Selected broadcasting scripts on arts and literature from "Radio Liberty" were compiled in a volume: "150 vikon u svit" ("150 Windows to The World"), Kyiv 2008.

Due to the aesthetic concepts and canons featured in his textbooks and other writings, Kaczurowskyj may be considered an outstanding advocate of the theories of Ukrainian neoclassicism (along with Volodymyr Derzhavyn). He participates in the conviction that Beauty "is the greatest welfare, as a definite artistic synthesis of Goodness and Truth" (Derzhavyn), he advocates the autonomy of art, which, in his opinion, "is completely independent of social, political, climatic or any other circumstances", he defends the long duration of the traditions of artistic creativity, as a contrast and in opposition to the so-called post-modernism and its negation of past times artistic achievements.
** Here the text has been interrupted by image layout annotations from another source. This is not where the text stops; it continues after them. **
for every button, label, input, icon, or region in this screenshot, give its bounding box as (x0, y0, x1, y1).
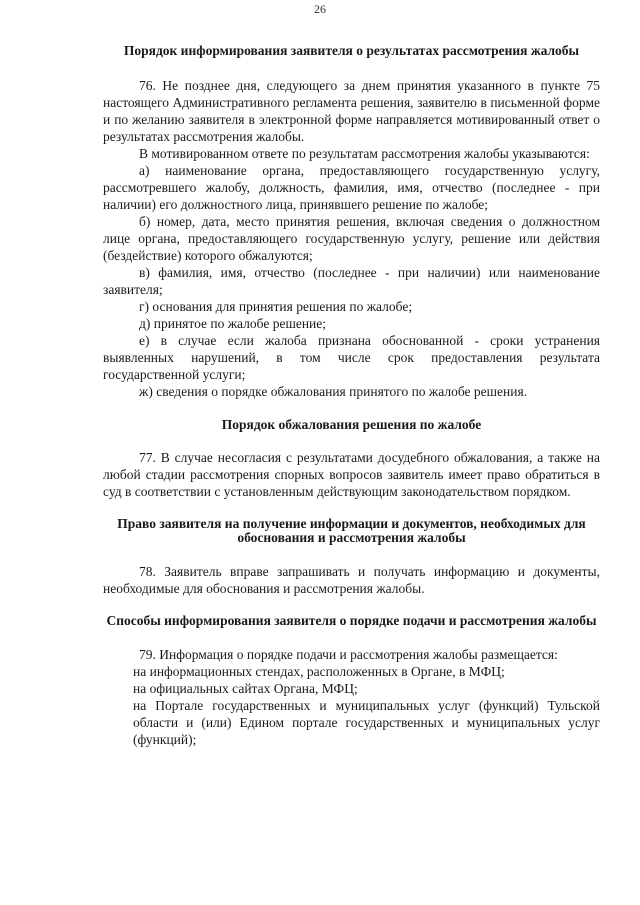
list-item-zh: ж) сведения о порядке обжалования принятого по жалобе решения. (139, 384, 528, 399)
list-item-v: в) фамилия, имя, отчество (последнее - при наличии) или наименование заявителя; (103, 265, 600, 297)
paragraph-79: 79. Информация о порядке подачи и рассмотрения жалобы размещается: (139, 647, 558, 662)
paragraph-78: 78. Заявитель вправе запрашивать и получать информацию и документы, необходимые для обоснования и рассмотрения жалобы. (103, 564, 600, 596)
section-heading-informing-methods: Способы информирования заявителя о порядке подачи и рассмотрения жалобы (106, 613, 597, 628)
list-item-b: б) номер, дата, место принятия решения, включая сведения о должностном лице органа, предоставляющего государственную услугу, решение или действия (бездействие) которого обжалуются; (103, 214, 600, 263)
page-number: 26 (314, 2, 326, 16)
list-item-portals: на Портале государственных и муниципальных услуг (функций) Тульской области и (или) Едином портале государственных и муниципальных услуг (функций); (133, 698, 600, 747)
document-body (103, 44, 600, 748)
list-item-d: д) принятое по жалобе решение; (139, 316, 327, 331)
paragraph-77: 77. В случае несогласия с результатами досудебного обжалования, а также на любой стадии рассмотрения спорных вопросов заявитель имеет право обратиться в суд в соответствии с установленным действующим законодательством порядком. (103, 450, 600, 499)
paragraph-76: 76. Не позднее дня, следующего за днем принятия указанного в пункте 75 настоящего Административного регламента решения, заявителю в письменной форме и по желанию заявителя в электронной форме направляется мотивированный ответ о результатах рассмотрения жалобы. (103, 78, 600, 144)
paragraph-motivated-answer: В мотивированном ответе по результатам рассмотрения жалобы указываются: (139, 146, 590, 161)
section-heading-appeal-procedure: Порядок обжалования решения по жалобе (221, 417, 482, 432)
section-heading-right-to-information: Право заявителя на получение информации и документов, необходимых для обоснования и рассмотрения жалобы (117, 516, 586, 545)
list-item-e: е) в случае если жалоба признана обоснованной - сроки устранения выявленных нарушений, в том числе срок предоставления результата государственной услуги; (103, 333, 600, 382)
list-item-official-sites: на официальных сайтах Органа, МФЦ; (133, 681, 358, 696)
list-item-g: г) основания для принятия решения по жалобе; (139, 299, 413, 314)
section-heading-result-informing: Порядок информирования заявителя о результатах рассмотрения жалобы (123, 43, 580, 58)
list-item-a: а) наименование органа, предоставляющего государственную услугу, рассмотревшего жалобу, должность, фамилия, имя, отчество (последнее - при наличии) его должностного лица, принявшего решение по жалобе; (103, 163, 600, 212)
list-item-info-stands: на информационных стендах, расположенных в Органе, в МФЦ; (133, 664, 505, 679)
Kaczurowskyj is the editor, together with Sviatoslav Hordynsky and Lidia Kriukow, as well as author of the "Forewords" ("Introductions") of the volumes: "Khrestomatiya ukrayins'koyi relihiynoyi literatury. Knyha persha – Poeziya" ("Chrestomathy of Ukrainian Religious Poetry"), Munich–London 1988, and the collection "Italiya v ukrayins'kiy poeziyi" ("Italy in Ukrainian Poetry"), Lviv 1999; he is also the editor of other editions, as well as the author of the introductions to the volumes: Mykhaylo Orest: "Pizni vruna" ("Late Blossoming"), Munich 1965; "Ukrayins'ka muza" ("Ukrainian Muse"), 2nd ed. by Oleksa Kovalenko, Buenos Aires 1973; and Yuriy Klen: "Tvory" ("Works"), part 1, New York 1992, etc.

Kaczurowskyj is the author of a popular essay on mycology: "Putivnyk dlya hrybariv" ("A Guidebook for Mushroom Hunters") conjointly with V. Ya. Baranov: "Vid Kyeva do Kachanivky cherez Nizhyn" ("From Kyiv to Kachanivka Through Nizhyn"), Kyiv 2011.

==Personal life and death==
On 20 June 1968, Kaczurowskyj married Lydia Kryukova-Kachurovskaya (Лідія Крюкова-Качуровська; 1935–2020), a translator and art critic, with whom he had one son. Through his marriage to Kryukova-Kachurovskaya, Kaczurowskyj was the son-in-law of the artist Boris Kriukow and the painter Olga Gurski.

On 18 July 2013 Kaczurowskyj died in Munich aged 94. Kaczurowskyj's ashes were buried in Kruty on 22 November 2013.

==Awards==
- 1982 — Ivan Franko Fund (Chicago, United States) prize, awarded for the translation of Francesco Petrarca's book "Selected".
- 1994 — Maksym Ryls'kyi Prize, for his work as a translator.
- 2002 — award of the SUCHASNIST magazine and the League of Ukrainian Patrons of Art, for his essay "Gothic Literature And Its Genres"
- 2003 — Volodymyr Vynnychenko Prize, for his outstanding intellectual contribution to the development of Ukrainian culture.
- 2006 — Volodymyr Svidzins'kyi Literary Award, for his activity as a poet and translator.
- 2006 — National Taras Shevchenko Prize of Ukraine, for his book "Promenysti syl'vety (lectures, papers, articles, conferences, essays, treatises)", Munich 2002; 2nd ed. in the "Library of the Shevchenko Committee" series, Kyiv 2008.